The real sea lover will find an indescribable charm in this gulf, and will not miss an hour of it. It has the boldness and the sweep of the ocean, but the setting, the coloring, and the fragrance of the forest-bordered, snow-peaked sea. A few miles above the boundary, the Fraser River pours its turbulent waters into the gulf, upon whose dark surface they wind and float for many miles, at sunrise and at sunset resembling broad ribbons of palest old rose crinkled over waves of silvery amber silk. At times these narrow streaks widen into still pools of color that seem to float suspended over the heavier waters of the gulf. Other times they draw lines of different color everywhere, or drift solid banks of smoky pink out to meet others of clear blue, with only the faintest thread of pearl to separate them. These islands of color constitute one of the charms of this part of the voyage to Alaska; along with the velvety pressure of the winds; the picturesque shores, high and wooded in places, and in others sloping down into the cool shadowy bays where the shingle is splashed by spent waves; and the snow-peaks linked above the clouds on either side of the steamer.

Splendid phosphorescent displays are sometimes witnessed in the gulf, but are more likely to occur farther north, in Grenville, or one of the other narrow channels, where their brilliancy is remarkable.

Tourists to whom a whale is a novelty will be gratified, without fail, in this vicinity. They are always seen sporting about the ships,—sometimes in deadly conflict with one another,—and now and then uncomfortably near.

In December, 1907, an exciting battle between a whale and a large buck was witnessed by the passengers and crew of the steamer Cassiar, in one of the bays north of Vancouver, on the vessel's regular run from that city to northern ports.

When the Cassiar appeared upon the scene, the whale was making furious and frequent attacks upon the buck. Racing through the water, which was lashed into foam on all sides by its efforts, it would approach close to its steadily swimming prey and then disappear, only to come to the surface almost under the deer. This was repeated a number of times, strangely enough without apparent injury to the deer. Again, the whale would make its appearance at the side of the deer and repeatedly endeavor to strike it with its enormous tail; but the deer was sufficiently wise to keep so close to the whale that this could not be accomplished, notwithstanding the crushing blows dealt by the monster.

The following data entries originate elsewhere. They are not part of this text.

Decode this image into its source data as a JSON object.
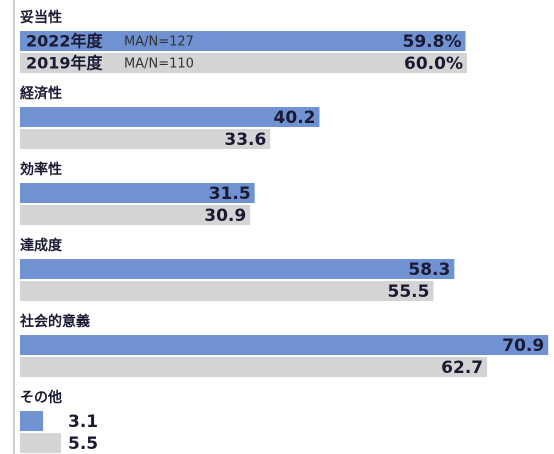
{
  "chart_data": {
    "type": "bar",
    "orientation": "horizontal",
    "categories": [
      "妥当性",
      "経済性",
      "効率性",
      "達成度",
      "社会的意義",
      "その他"
    ],
    "series": [
      {
        "name": "2022年度",
        "note": "MA/N=127",
        "color": "#7092d2",
        "values": [
          59.8,
          40.2,
          31.5,
          58.3,
          70.9,
          3.1
        ],
        "value_labels": [
          "59.8%",
          "40.2",
          "31.5",
          "58.3",
          "70.9",
          "3.1"
        ]
      },
      {
        "name": "2019年度",
        "note": "MA/N=110",
        "color": "#d4d4d4",
        "values": [
          60.0,
          33.6,
          30.9,
          55.5,
          62.7,
          5.5
        ],
        "value_labels": [
          "60.0%",
          "33.6",
          "30.9",
          "55.5",
          "62.7",
          "5.5"
        ]
      }
    ]
  }
}
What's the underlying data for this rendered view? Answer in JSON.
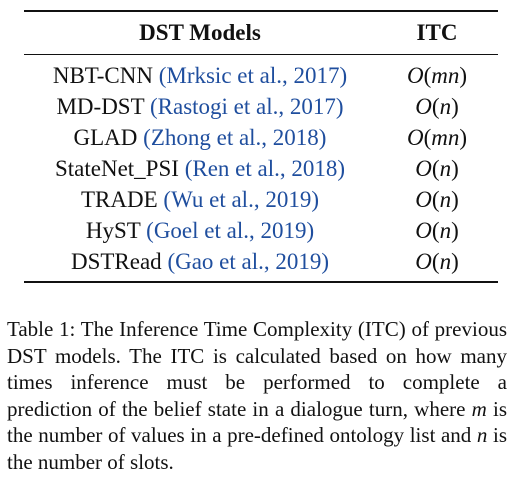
{
  "table": {
    "headers": {
      "model": "DST Models",
      "itc": "ITC"
    },
    "rows": [
      {
        "model": "NBT-CNN",
        "citation": "(Mrksic et al., 2017)",
        "itc_func": "O",
        "itc_arg": "mn"
      },
      {
        "model": "MD-DST",
        "citation": "(Rastogi et al., 2017)",
        "itc_func": "O",
        "itc_arg": "n"
      },
      {
        "model": "GLAD",
        "citation": "(Zhong et al., 2018)",
        "itc_func": "O",
        "itc_arg": "mn"
      },
      {
        "model": "StateNet_PSI",
        "citation": "(Ren et al., 2018)",
        "itc_func": "O",
        "itc_arg": "n"
      },
      {
        "model": "TRADE",
        "citation": "(Wu et al., 2019)",
        "itc_func": "O",
        "itc_arg": "n"
      },
      {
        "model": "HyST",
        "citation": "(Goel et al., 2019)",
        "itc_func": "O",
        "itc_arg": "n"
      },
      {
        "model": "DSTRead",
        "citation": "(Gao et al., 2019)",
        "itc_func": "O",
        "itc_arg": "n"
      }
    ]
  },
  "caption": {
    "part1": "Table 1:  The Inference Time Complexity (ITC) of previous DST models. The ITC is calculated based on how many times inference must be performed to complete a prediction of the belief state in a dialogue turn, where ",
    "var_m": "m",
    "part2": " is the number of values in a pre-defined ontology list and ",
    "var_n": "n",
    "part3": " is the number of slots."
  }
}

The humane passengers entreated the captain to go to the rescue of the exhausted buck and save it from inevitable death. The captain ordered full speed ahead, and at the approach of the steamer the whale curved up out of the water and dived gracefully into the sea, as though making a farewell, apologetic bow on its final disappearance.

Whereupon the humane passengers shot the helpless and worn-out buck at the side of the steamer, and he was hauled aboard.

It may not be out of place to devote a few pages to the average tourist. To the one who loves Alaska and the divinely blue, wooded, and snow-pearled ways that lead to its final and sublime beauty, it is an enduring mystery why certain persons—usually women—should make this voyage. Their minds and their desires never rise above a whale or an Indian basket; and unless the one is to be seen and the other to be priced, they spend their time in the cabin, reading, playing cards, or telling one another what they have at home.